During a March 2015 trip to Arusha, Tanzania, I interviewed safari and tour operators, and according to numerous Tanzanian safari company owners and ecotourism representatives in northern Tanzania, the WMA revenue is not being distributed according to the agreement. Under the previous direct contract model, the communities received direct profit from the wildlife, whereas now, they are not benefitting from the WMA construct. Thus, the WMA construct does not incentivize the local communities to protect wildlife habitat, and in some areas this is creating challenges.
According to a 2013 USAID review of the program:
Local governance is fundamental to the delivery of WMAs on all of their social, institutional, and conservation objectives. A major conclusion of this review is that at present the management and governance capacity […] remains low. Major performance deficiencies exist and represent one of the key current threats to existing WMAs.
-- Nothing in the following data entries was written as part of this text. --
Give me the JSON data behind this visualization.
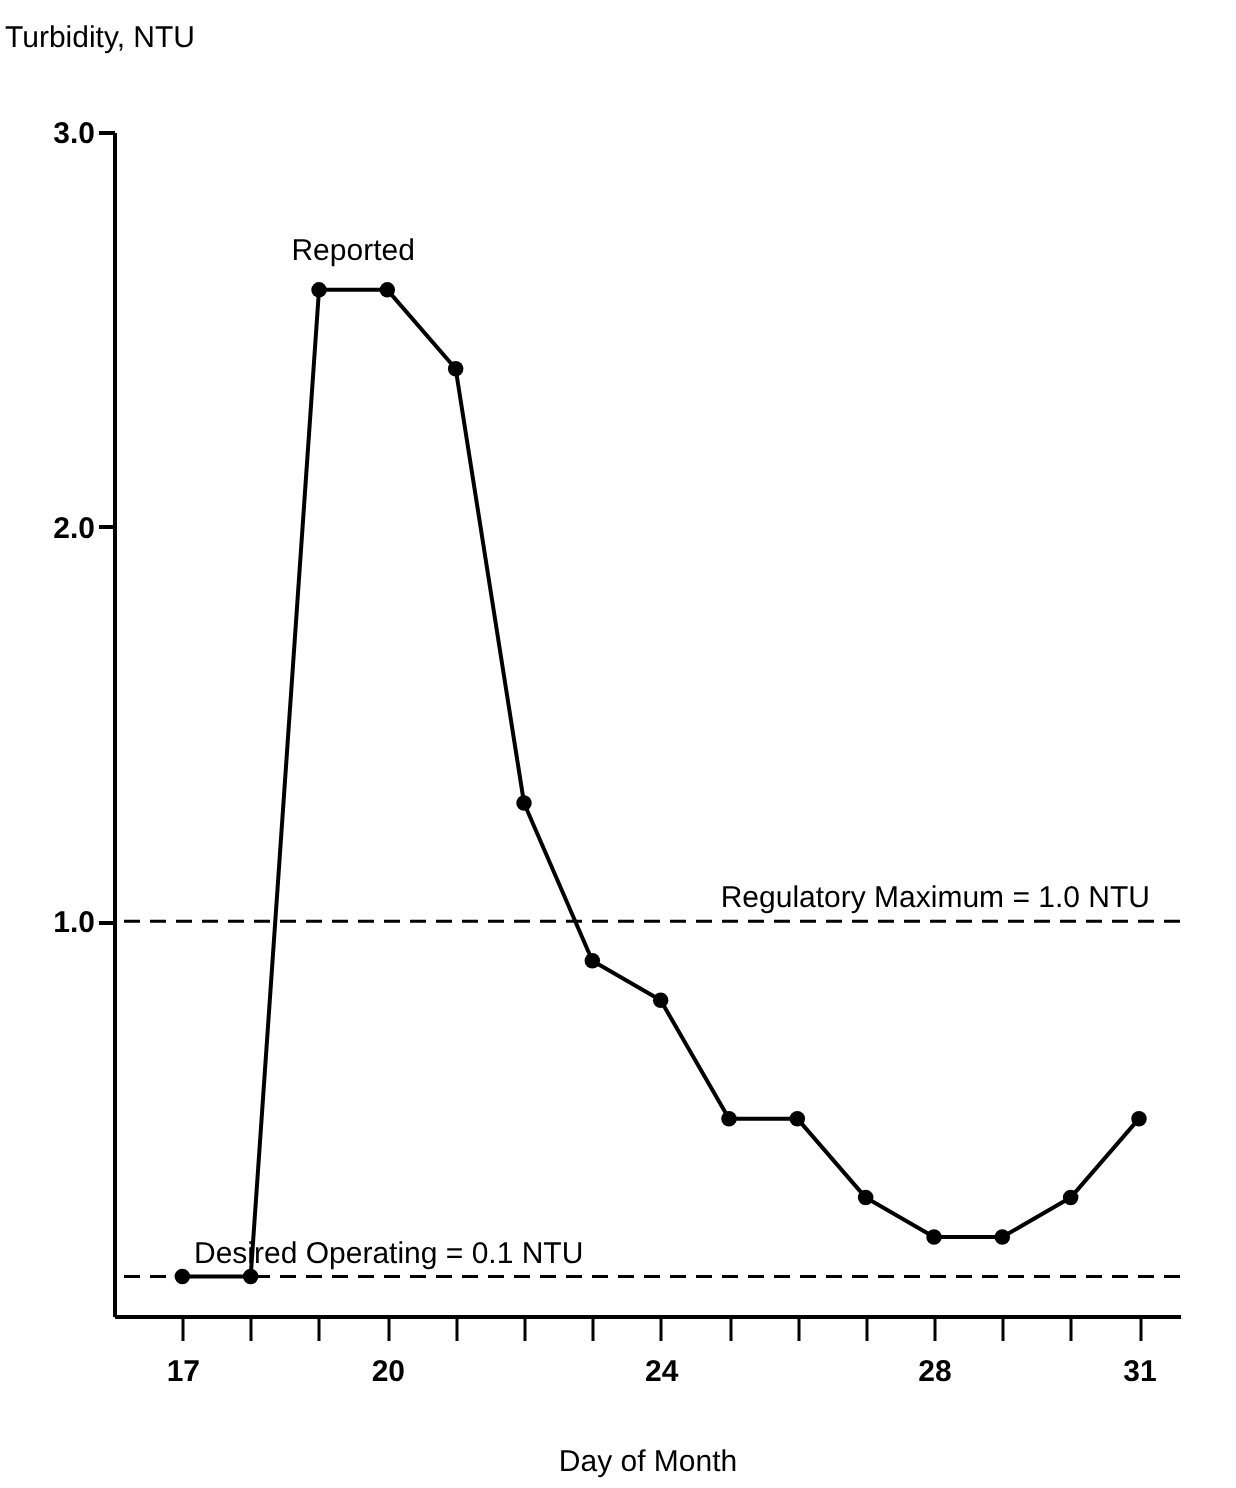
{
  "chart_data": {
    "type": "line",
    "xlabel": "Day of Month",
    "ylabel": "Turbidity, NTU",
    "x": [
      17,
      18,
      19,
      20,
      21,
      22,
      23,
      24,
      25,
      26,
      27,
      28,
      29,
      30,
      31
    ],
    "series": [
      {
        "color": "#000000",
        "values": [
          0.1,
          0.1,
          2.6,
          2.6,
          2.4,
          1.3,
          0.9,
          0.8,
          0.5,
          0.5,
          0.3,
          0.2,
          0.2,
          0.3,
          0.5
        ]
      }
    ],
    "xlim": [
      16,
      31.6
    ],
    "xticks": [
      17,
      {
        "value": 18,
        "label": null
      },
      {
        "value": 19,
        "label": null
      },
      20,
      {
        "value": 21,
        "label": null
      },
      {
        "value": 22,
        "label": null
      },
      {
        "value": 23,
        "label": null
      },
      24,
      {
        "value": 25,
        "label": null
      },
      {
        "value": 26,
        "label": null
      },
      {
        "value": 27,
        "label": null
      },
      28,
      {
        "value": 29,
        "label": null
      },
      {
        "value": 30,
        "label": null
      },
      31
    ],
    "ylim": [
      0,
      3.0
    ],
    "yticks": [
      {
        "value": 1,
        "label": "1.0"
      },
      {
        "value": 2,
        "label": "2.0"
      },
      {
        "value": 3,
        "label": "3.0"
      }
    ],
    "ref_lines": [
      {
        "axis": "y",
        "value": 1.0,
        "label": "Regulatory Maximum = 1.0 NTU",
        "line_style": "dashed"
      },
      {
        "axis": "y",
        "value": 0.1,
        "label": "Desired Operating = 0.1 NTU",
        "line_style": "dashed"
      }
    ],
    "annotations": [
      {
        "text": "Reported",
        "x": 19.5,
        "y": 2.6
      }
    ],
    "marker": "circle",
    "line_style": "solid",
    "grid": false
  }
}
As revealed, the United States, primarily through USAID and the Department of State supports the sustainment and development of ecotourism in numerous ways. These programs can be classified generally into the following two categories.
- Economic Growth
- Establishing infrastructure to support tourism
- Educating local communities on the role of ecotourism
- Directing loans to the tourism industry
- Addressing governance challenges
- Marketing the tourism industry
- Training local communities to enhance employability in the tourism industry
- Conservation and natural resource management
- Educating local communities on the importance of conservation
- Addressing governance challenges
- Funding anti-poaching efforts
Additionally, foreign aid fueled ecotourism projects that do not realize their goals often encounter similar challenges. These challenges include:
- Local Governance – Projects that provide funding directly to local governments may be subject to corruption and fraud
- Community involvement – Projects that do not earn local community support can encounter difficulty in long term viability
- Follow Through – Projects that budget for long term operating and maintenance costs may achieve sustained success
- Accountability and Evaluation – Projects that demand transparency and accountability may have a higher chance for appropriate allocation of funding
- Strategic vs Tactical Approach – Projects that address challenges at the appropriate level (community, regional, national government) have a higher probability of success
- NGO Involvement – Awarding projects to NGOs with proven records and experience in the specific field can improve the project’s chances for success
- Education – Projects that do not engage the local populace and educate them on the project’s goals and details may not reduce the community’s demand for future, similar projects
Aid donors can mitigate these challenges by properly structuring their grants and collaborating with effective NGOs.
Dermot Gilley says
“… mitigate this effect and encourage developing countries to protect their ecosystems …” That’s easier said than done, though. The problem is that, unlike a development of five hotels built of concrete on a beach, an ecosystem is not easily “parceled out” into similarly manageable stretches that then are “sustainably” managed forever into the future. Ecosystems depend on “the whole” surrounding them. While this is difficult to discern in most cases, here is an example everyone can understand: probably the biggest and most important ecosystem the world knows (after the much-ravaged oceans) are the rain forests. But a) you cannot really conceive of eco-tourism in rain forests or you further destroy what’s left, nor b) can you do so on a small geographic scale and piecemeal, as is the usual scope of development aid funded projects. So, all told, we are probably talking band-aids once again that will slow but not halt, let alone revers, a process of urbanization and industrialization.